Like cities back on Earth where era had built on era had built on the era before, the systems of Medina were shaped by long-forgotten forces. The thinking behind each decision was lost now in a tangle of database hierarchies and complex reference structures. Finding something interesting was easy. It was all interesting on some level. Finding some particular piece of information—and knowing whether it was the most recent or complete version of the data—was very, very difficult.
She used her office in the security station like it was a medieval monk’s cell, only leaving it to go back to the Rocinante to sleep, then coming back to it when she woke. Instead of copying ancient texts with pen and ink, she spelunked the datasets, poked through file systems, asked Medina to find things, and then watched to see where it didn’t search. Anything that seemed like it might be useful she copied or stripped out and then sent back. Work report logs from the days under the Free Navy’s control, sent back to Earth and Mars. Landing papers outlining the supply flow in from and back out to Laconia. Accident reports from the medical systems. Traffic control comm logs from the ships that had come and gone. Anything might be useful, so she took everything and sent it back at the speed of light to Earth and Luna and Mars and Ceres.

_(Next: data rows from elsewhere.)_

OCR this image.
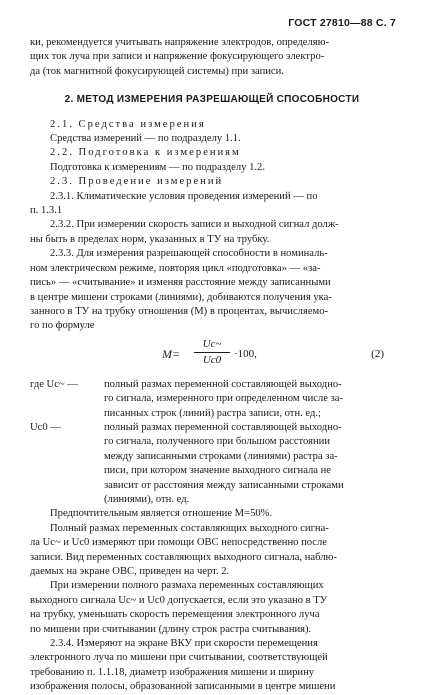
ГОСТ 27810—88 С. 7

ки, рекомендуется учитывать напряжение электродов, определяю-
щих ток луча при записи и напряжение фокусирующего электро-
да (ток магнитной фокусирующей системы) при записи.

2. МЕТОД ИЗМЕРЕНИЯ РАЗРЕШАЮЩЕЙ СПОСОБНОСТИ

2.1. Средства измерения

Средства измерений — по подразделу 1.1.

2.2. Подготовка к измерениям

Подготовка к измерениям — по подразделу 1.2.

2.3. Проведение измерений

2.3.1. Климатические условия проведения измерений — по
п. 1.3.1

2.3.2. При измерении скорость записи и выходной сигнал долж-
ны быть в пределах норм, указанных в ТУ на трубку.

2.3.3. Для измерения разрешающей способности в номиналь-
ном электрическом режиме, повторяя цикл «подготовка» — «за-
пись» — «считывание» и изменяя расстояние между записанными
в центре мишени строками (линиями), добиваются получения ука-
занного в ТУ на трубку отношения (M) в процентах, вычисляемо-
го по формуле

$M= \frac{Uc\sim}{Uc0} \cdot 100$,	(2)
где Uc~ —	полный размах переменной составляющей выходно-
го сигнала, измеренного при определенном числе за-
писанных строк (линий) растра записи, отн. ед.;
Uc0 —	полный размах переменной составляющей выходно-
го сигнала, полученного при большом расстоянии
между записанными строками (линиями) растра за-
писи, при котором значение выходного сигнала не
зависит от расстояния между записанными строками
(линиями), отн. ед.

Предпочтительным является отношение M=50%.

Полный размах переменных составляющих выходного сигна-
ла Uc~ и Uc0 измеряют при помощи ОВС непосредственно после
записи. Вид переменных составляющих выходного сигнала, наблю-
даемых на экране ОВС, приведен на черт. 2.

При измерении полного размаха переменных составляющих
выходного сигнала Uc~ и Uc0 допускается, если это указано в ТУ
на трубку, уменьшать скорость перемещения электронного луча
по мишени при считывании (длину строк растра считывания).

2.3.4. Измеряют на экране ВКУ при скорости перемещения
электронного луча по мишени при считывании, соответствующей
требованию п. 1.1.18, диаметр изображения мишени и ширину
изображения полосы, образованной записанными в центре мишени
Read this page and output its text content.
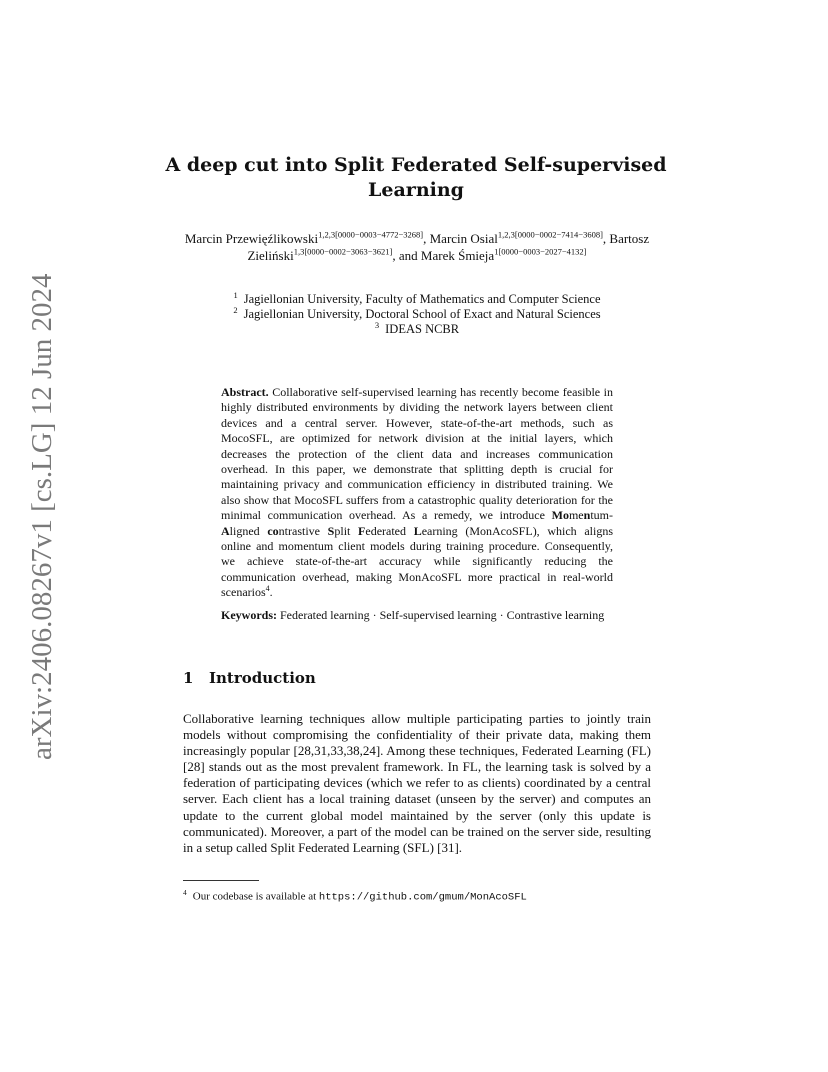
arXiv:2406.08267v1 [cs.LG] 12 Jun 2024
A deep cut into Split Federated Self-supervised Learning
Marcin Przewięźlikowski$^{1,2,3[0000-0003-4772-3268]}$, Marcin Osial$^{1,2,3[0000-0002-7414-3608]}$, Bartosz Zieliński$^{1,3[0000-0002-3063-3621]}$, and Marek Śmieja$^{1[0000-0003-2027-4132]}$
$^1$ Jagiellonian University, Faculty of Mathematics and Computer Science
$^2$ Jagiellonian University, Doctoral School of Exact and Natural Sciences
$^3$ IDEAS NCBR
Abstract. Collaborative self-supervised learning has recently become feasible in highly distributed environments by dividing the network layers between client devices and a central server. However, state-of-the-art methods, such as MocoSFL, are optimized for network division at the initial layers, which decreases the protection of the client data and increases communication overhead. In this paper, we demonstrate that splitting depth is crucial for maintaining privacy and communication efficiency in distributed training. We also show that MocoSFL suffers from a catastrophic quality deterioration for the minimal communication overhead. As a remedy, we introduce Momentum-Aligned contrastive Split Federated Learning (MonAcoSFL), which aligns online and momentum client models during training procedure. Consequently, we achieve state-of-the-art accuracy while significantly reducing the communication overhead, making MonAcoSFL more practical in real-world scenarios$^4$.
Keywords: Federated learning · Self-supervised learning · Contrastive learning
1 Introduction
Collaborative learning techniques allow multiple participating parties to jointly train models without compromising the confidentiality of their private data, making them increasingly popular [28,31,33,38,24]. Among these techniques, Federated Learning (FL) [28] stands out as the most prevalent framework. In FL, the learning task is solved by a federation of participating devices (which we refer to as clients) coordinated by a central server. Each client has a local training dataset (unseen by the server) and computes an update to the current global model maintained by the server (only this update is communicated). Moreover, a part of the model can be trained on the server side, resulting in a setup called Split Federated Learning (SFL) [31].
$^4$ Our codebase is available at https://github.com/gmum/MonAcoSFL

It kept the fear at bay. Not perfectly, but nothing short of death was going to end fear perfectly. No matter how she distracted herself, there was a timer ticking down in the back of her mind. The days and hours until Marco and his ships arrived. There were other problems, other risks—the Free Navy loyalists still on the station, the strobing do-not-approach signal that was the only thing coming out of the Laconia gate—but none of them would matter once Marco arrived. All of it pushed her to get her work done quickly, efficiently. When the next thing came—and she didn’t look what that would be straight in its eyes—she wanted to know that she’d gotten her work done.
And still, sometimes she paused. She found a personal journal tucked among the environmental reports like printed pornography tucked under a mattress. Entry after entry of a young man’s private struggles with his longings and ambitions and feelings of betrayal. Another time, she was trying to recover what she could from a half-erased partition and came up with a short video of a girl—four years old at most—leaping off a bed somewhere on the station, landing on a pile of pillows, and dissolving into laughter. Reviewing the traffic-control logs, she listened to the voices of desperate men and women from the systems on the far sides of the ring gates demand and beg and plead for the supplies they felt they deserved, wanted, and sometimes needed to survive.
It was the first time she’d really understood the scale of the destruction Marco had brought. All the lives he’d traumatized and ended, all the plans he’d shattered. Most of the time, it was too big to wrap her mind around, but little glimpses like this made it all comprehensible. Terrible and sad and enraging, but comprehensible.
And it informed some of her decisions.
“Um,” Jim said, sloping in through the door of his office. “So, sweetie? Did you mean to have the data feeds go out through all the rings? Because I’m noticing that you’ve started sending everything to everyone.”